Q15  T6  y=x (c=b & d=a) (b=a*: zi/zie)

Un boudoir en désordre : effet de l’art. Hercule — 1874 (24)

Emile Dodillon Les écolières

Oraison funèbre
Madame se meurt ! Madame est morte !

Un boudoir en désordre : effet de l’art. Hercule
Aux pieds d’Omphale est peint sur le tapis ouaté.
Sur les meubles en bois de rose agrémenté,
Tous ces riens rococo d’un charmant ridicule.

Ces parfums de pays où bout la canicule
Changent en un creuset d’où sourd la volupté
Tous les trous de la peau. Le rideau velouté
Fait des plus francs soleils un adroit crépuscule.

Camélia se meurt. Et sa mère calcule
L’argent qu’elle fera de l’autel tant vanté :
Ce lit bas, sous l’alcôve, autour duquel, tenté
De s’y pamer encore, un jeune homme circule.

Il pleure, et sur le front de la chère beauté
Que le froid décolore, il essaye, irrité,
De rafraîchir un peu son front que l’amour brûle.

Pauvre enfant ! il avait pour elle tout quitté,
Et voilà qu’il lui faut, remis en liberté,
Etre autre chose, hélas !, qu’un roquet sans scrupule.

3Q abba  – T6  – y=x:c=b & d=a

4 exemples de sonnets à 3 quatrains en ‘abba’, 1 de quatre quatrains, tous sur deux rimes

Elle montait, toujours à la même heure, pâle — 1874 (15)

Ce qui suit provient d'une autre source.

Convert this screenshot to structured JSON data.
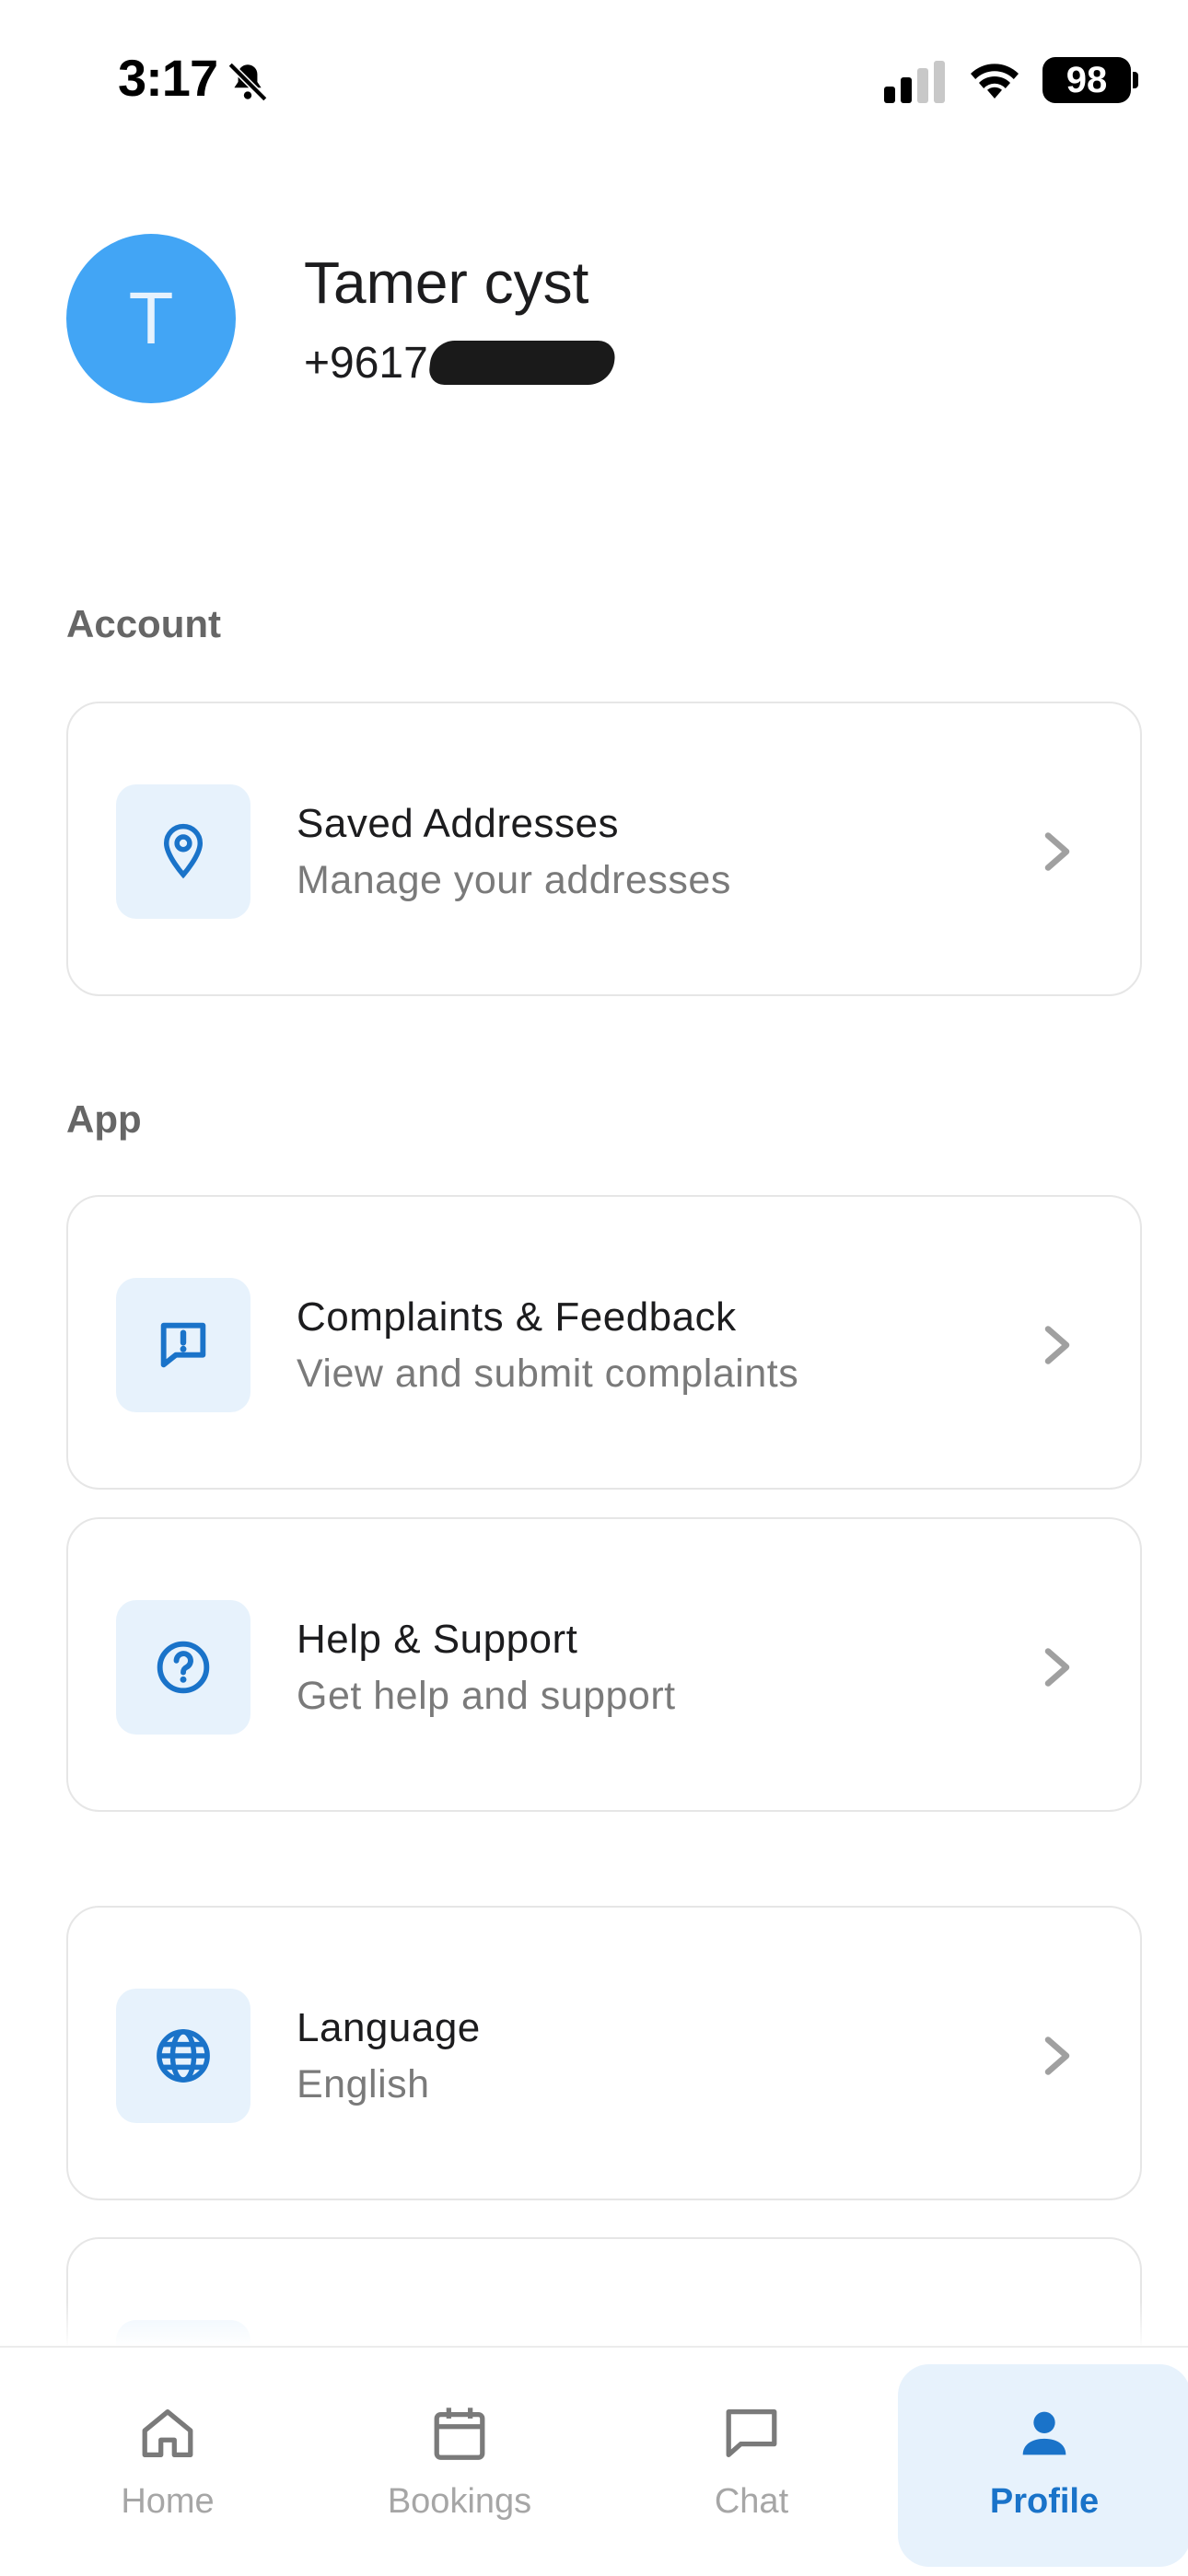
{
  "status_bar": {
    "time": "3:17",
    "battery": "98"
  },
  "profile": {
    "avatar_initial": "T",
    "name": "Tamer cyst",
    "phone": "+9617"
  },
  "sections": {
    "account": {
      "header": "Account"
    },
    "app": {
      "header": "App"
    }
  },
  "cards": {
    "saved_addresses": {
      "title": "Saved Addresses",
      "subtitle": "Manage your addresses",
      "icon": "location-pin-icon"
    },
    "complaints": {
      "title": "Complaints & Feedback",
      "subtitle": "View and submit complaints",
      "icon": "feedback-icon"
    },
    "help": {
      "title": "Help & Support",
      "subtitle": "Get help and support",
      "icon": "help-circle-icon"
    },
    "language": {
      "title": "Language",
      "subtitle": "English",
      "icon": "globe-icon"
    }
  },
  "nav": {
    "home": "Home",
    "bookings": "Bookings",
    "chat": "Chat",
    "profile": "Profile",
    "active": "profile"
  },
  "colors": {
    "accent": "#1a73c9",
    "avatar": "#42a5f5",
    "icon_bg": "#e7f2fc"
  }
}
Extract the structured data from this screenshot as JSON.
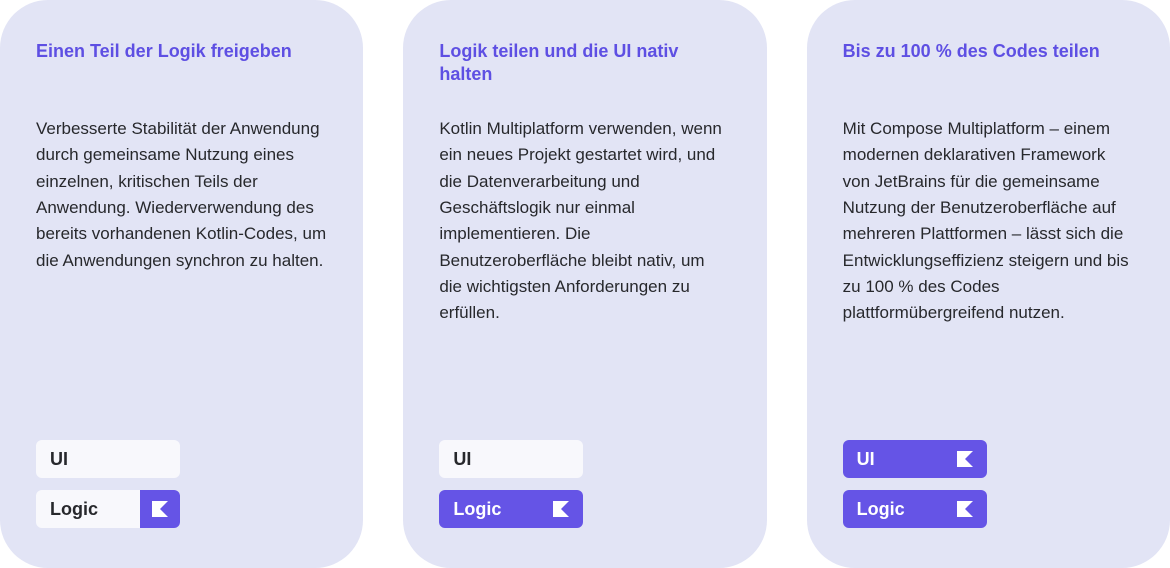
{
  "cards": [
    {
      "title": "Einen Teil der Logik freigeben",
      "description": "Verbesserte Stabilität der Anwendung durch gemeinsame Nutzung eines einzelnen, kritischen Teils der Anwendung. Wiederverwendung des bereits vorhandenen Kotlin-Codes, um die Anwendungen synchron zu halten.",
      "pills": [
        {
          "label": "UI",
          "style": "light",
          "icon": false
        },
        {
          "label": "Logic",
          "style": "split",
          "icon": true
        }
      ]
    },
    {
      "title": "Logik teilen und die UI nativ halten",
      "description": "Kotlin Multiplatform verwenden, wenn ein neues Projekt gestartet wird, und die Datenverarbeitung und Geschäftslogik nur einmal implementieren. Die Benutzeroberfläche bleibt nativ, um die wichtigsten Anforderungen zu erfüllen.",
      "pills": [
        {
          "label": "UI",
          "style": "light",
          "icon": false
        },
        {
          "label": "Logic",
          "style": "purple",
          "icon": true
        }
      ]
    },
    {
      "title": "Bis zu 100 % des Codes teilen",
      "description": "Mit Compose Multiplatform – einem modernen deklarativen Framework von JetBrains für die gemeinsame Nutzung der Benutzeroberfläche auf mehreren Plattformen – lässt sich die Entwicklungseffizienz steigern und bis zu 100 % des Codes plattformübergreifend nutzen.",
      "pills": [
        {
          "label": "UI",
          "style": "purple",
          "icon": true
        },
        {
          "label": "Logic",
          "style": "purple",
          "icon": true
        }
      ]
    }
  ]
}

Paul DelairEtrennes du Parnasse pour l’année 1874

L’attente

Elle montait, toujours à la même heure, pâle
Et lente, l’escalier du cloître, au fond des bois,
Et, d’une niche obscure où rêve un Christ en croix,
Considérait l’espace où poudroyait le hâle.

On ignorait son âge, et son nom, virginale
Et douce, elle baissait de temps en temps la voix
Et passait comme un souffle, en ses habits étroits;
Et le jour traversait sa blancheur sépulcrale.

Un jour, nul ne la vit descendre. L’on n’osa
Troubler sa rêverie. – Et le temps se passa;
Elle resta figée au mur, l’année entière.

Une novice enfin près d’elle se glissa,
Et la voyant pareille aux pierres, la poussa …
Alors, elle tomba doucement en poussière.